Cost can spiral out of control
More than 90% of CIOs said that managing cost limits their ability to get value from AI for their enterprise, according to a Gartner survey of over 300 CIOs in June and July 2024. In fact, Gartner believes that cost is as big an AI risk as security or hallucinations.
If CIOs don’t understand how their GenAI costs scale, Gartner estimates that they could make a 500%-1,000% error in their cost calculations.
“As a CIO, you need to understand your AI bill,” says Plummer. “You must understand the cost components and pricing model options, and you need to know how to reduce these costs and negotiate with vendors. CIOs should create proofs of concept that test how costs will scale, not just how the technology works.”
New challenges and risks
With AI and data proliferating everywhere in the enterprise, AI and data are no longer centralised assets that IT directly controls.
The Gartner survey of over 300 CIOs found that on average, only 35% of their AI capabilities will be built by their IT teams. This means that new approaches are needed to manage and protect data access and govern AI inputs and outputs and safely deliver AI value.
“This is where the concept of a ‘tech sandwich’ comes in,” says Plummer in describing the AI tech stack of the future. “On the bottom of the sandwich is all the data and AI from IT, typically centralised. On the top is all the data and AI coming from everywhere, typically decentralised.
“And the middle contains the trust, risk, and security management (TRiSM) technologies that make it all safe. It’s what you need to create to accommodate AI and data coming from everywhere.”

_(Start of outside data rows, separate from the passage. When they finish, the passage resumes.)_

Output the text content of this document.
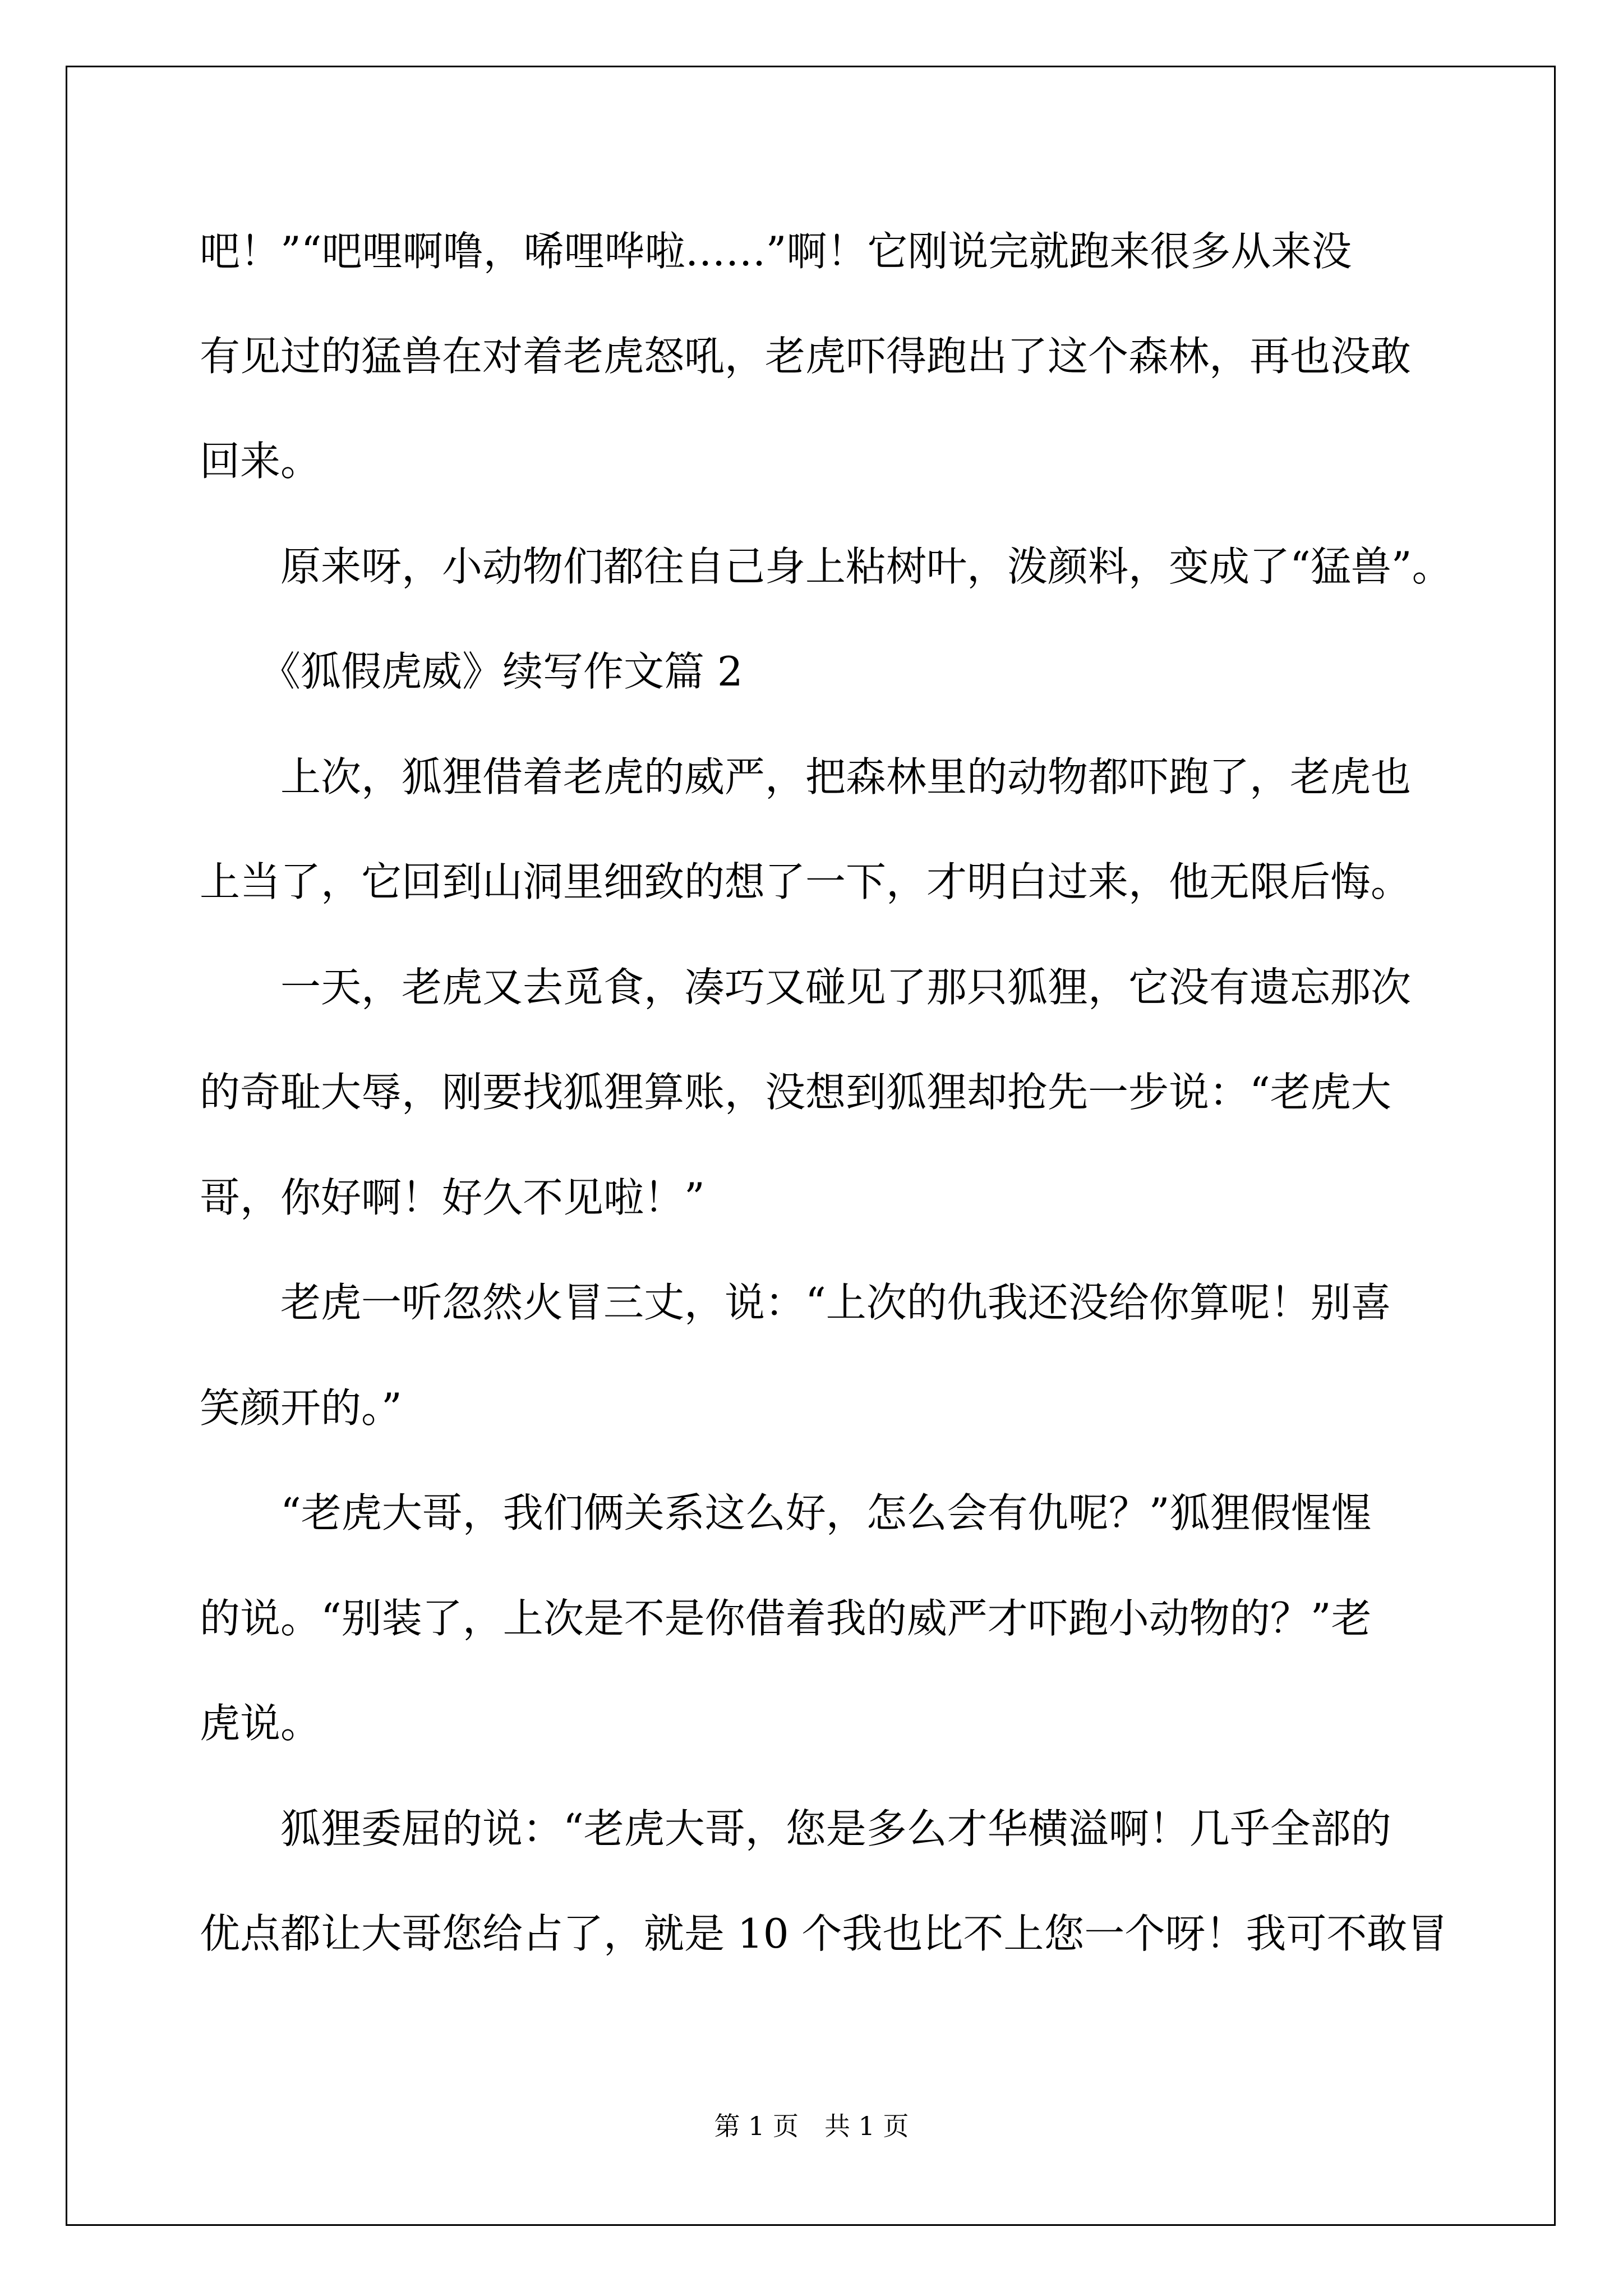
吧！”“吧哩啊噜，唏哩哗啦……”啊！它刚说完就跑来很多从来没
有见过的猛兽在对着老虎怒吼，老虎吓得跑出了这个森林，再也没敢
回来。
　　原来呀，小动物们都往自己身上粘树叶，泼颜料，变成了“猛兽”。
　　《狐假虎威》续写作文篇 2
　　上次，狐狸借着老虎的威严，把森林里的动物都吓跑了，老虎也
上当了，它回到山洞里细致的想了一下，才明白过来，他无限后悔。
　　一天，老虎又去觅食，凑巧又碰见了那只狐狸，它没有遗忘那次
的奇耻大辱，刚要找狐狸算账，没想到狐狸却抢先一步说：“老虎大
哥，你好啊！好久不见啦！”
　　老虎一听忽然火冒三丈，说：“上次的仇我还没给你算呢！别喜
笑颜开的。”
　　“老虎大哥，我们俩关系这么好，怎么会有仇呢？”狐狸假惺惺
的说。“别装了，上次是不是你借着我的威严才吓跑小动物的？”老
虎说。
　　狐狸委屈的说：“老虎大哥，您是多么才华横溢啊！几乎全部的
优点都让大哥您给占了，就是 10 个我也比不上您一个呀！我可不敢冒
第 1 页　共 1 页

Gartner AI Technology Sandwich
Source: Gartner (November 2024)
“As CIO, your job is to design a tech sandwich that can handle the messiness of AI, but still keeps you open to new opportunities,” says Mullery. “AI-steady organisations (ten AI initiatives or fewer) will govern their tech sandwiches using human teams and committees. AI-accelerated organisations will add TRiSM technologies – a set of technologies designed to create trust, monitor risk and manage security for safe AI at scale.”
Positive and negative employee impact
Some employees may feel a strong affinity for AI. Others may feel threatened or resentful. These intense reactions to AI can lead to unintended behavioural outcomes that negatively impact employees’ work performance, such as jealousy of those using AI and overdependence on AI tools.
However, few organisations are actively managing these behavioural outcomes. In the June/July Gartner survey, only 13% of EMEA CIOs said they focus on mitigating potential negative impacts of GenAI on employee well-being.
“Most enterprises aren’t curious enough about how AI makes their employees feel. This matters because AI can lead to all sorts of unintended behavioral outcomes,” says Mullery. “The critical point is that if you use change management to manage this, be intentional about who owns which behavioral outcomes.
“Organisations must manage behavioral outcomes with the same rigor as technology and business outcomes.”